The interim report released in 2019 found that the aged-care system failed in its duty to support older Australians. I know that the minister is not in the chamber anymore, but I'm going to quote directly from the interim report. I think he needs to hear this after talking about older Australians needing care as 'rates', not human beings. The interim report states that the aged-care system 'does not deliver uniformly safe care for older people. It is unkind and uncaring towards them. In too many instances it simply neglects them.' This government has had nearly eight years to look after older Australians properly. It has had nearly 18 months to act on the urgent recommendations of the interim report.

This crisis, as others have said, is largely of the government's own doing. The Prime Minister was Treasurer when the government cut $1.7 billion from aged care. Now there are close to 97,000 older Australians waiting for a home-care package during COVID, when many people and families are afraid of entering residential care. Those needing more support while waiting for level 4 packages are often waiting more than a year for the help that they and their families and carers so desperately need. Over 28,000 older Australians have died while waiting for a home-care package. They're not a rate, Minister; they're not a percentage to compare to the wider population. These are people; these are mums and dads and grandparents; these are people who matter. And you have reduced them to a rate or a percentage; that is a disgrace. In my community, on the Central Coast of New South Wales, one in five people are aged over 65 and there are currently 1,109 people waiting for a home-care package—people like Enid, who, at 96, was told she would have to wait 12 months for a level 4 home-care package. It's not good enough.
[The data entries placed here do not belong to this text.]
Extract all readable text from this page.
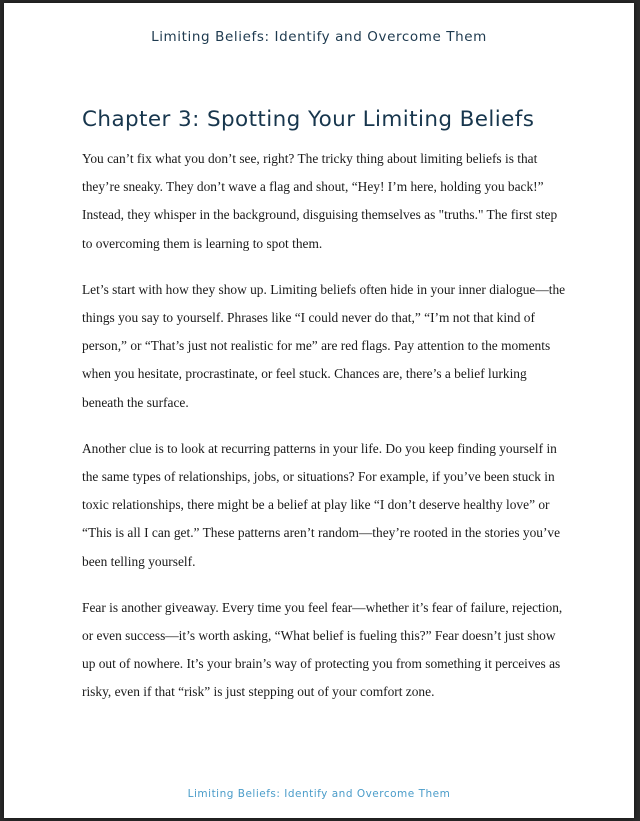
Limiting Beliefs: Identify and Overcome Them
Chapter 3: Spotting Your Limiting Beliefs

You can’t fix what you don’t see, right? The tricky thing about limiting beliefs is that they’re sneaky. They don’t wave a flag and shout, “Hey! I’m here, holding you back!” Instead, they whisper in the background, disguising themselves as "truths." The first step to overcoming them is learning to spot them.

Let’s start with how they show up. Limiting beliefs often hide in your inner dialogue—the things you say to yourself. Phrases like “I could never do that,” “I’m not that kind of person,” or “That’s just not realistic for me” are red flags. Pay attention to the moments when you hesitate, procrastinate, or feel stuck. Chances are, there’s a belief lurking beneath the surface.

Another clue is to look at recurring patterns in your life. Do you keep finding yourself in the same types of relationships, jobs, or situations? For example, if you’ve been stuck in toxic relationships, there might be a belief at play like “I don’t deserve healthy love” or “This is all I can get.” These patterns aren’t random—they’re rooted in the stories you’ve been telling yourself.

Fear is another giveaway. Every time you feel fear—whether it’s fear of failure, rejection, or even success—it’s worth asking, “What belief is fueling this?” Fear doesn’t just show up out of nowhere. It’s your brain’s way of protecting you from something it perceives as risky, even if that “risk” is just stepping out of your comfort zone.

Limiting Beliefs: Identify and Overcome Them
Growing old is not easy. As the interim report observed—and I think it is important that this be read onto the record—'we avoid thinking and talking about it, leading to an apparent indifference where, left out of sight and out of mind, these important services are left floundering'. I know of people, some living with dementia, who, after a fall or a hospital stay, have ended up in residential care after their families and carers have become exhausted trying to keep them at home. I was with my Dad when, after an exhausting battery of tests, he was finally diagnosed with younger onset Alzheimer's dementia. He said to me: 'You will never leave me dribbling in a nursing home.' This is a very real fear for many people living with dementia, and I am determined to keep my promise to my mum, Barbie, that it will be better for other families. But kind words and good intentions won't help people like my dad's friend Steve, who was moved into residential care during COVID. It has to be better; it's urgent. What the government have done so far suggests that they don't care and don't know that it matters.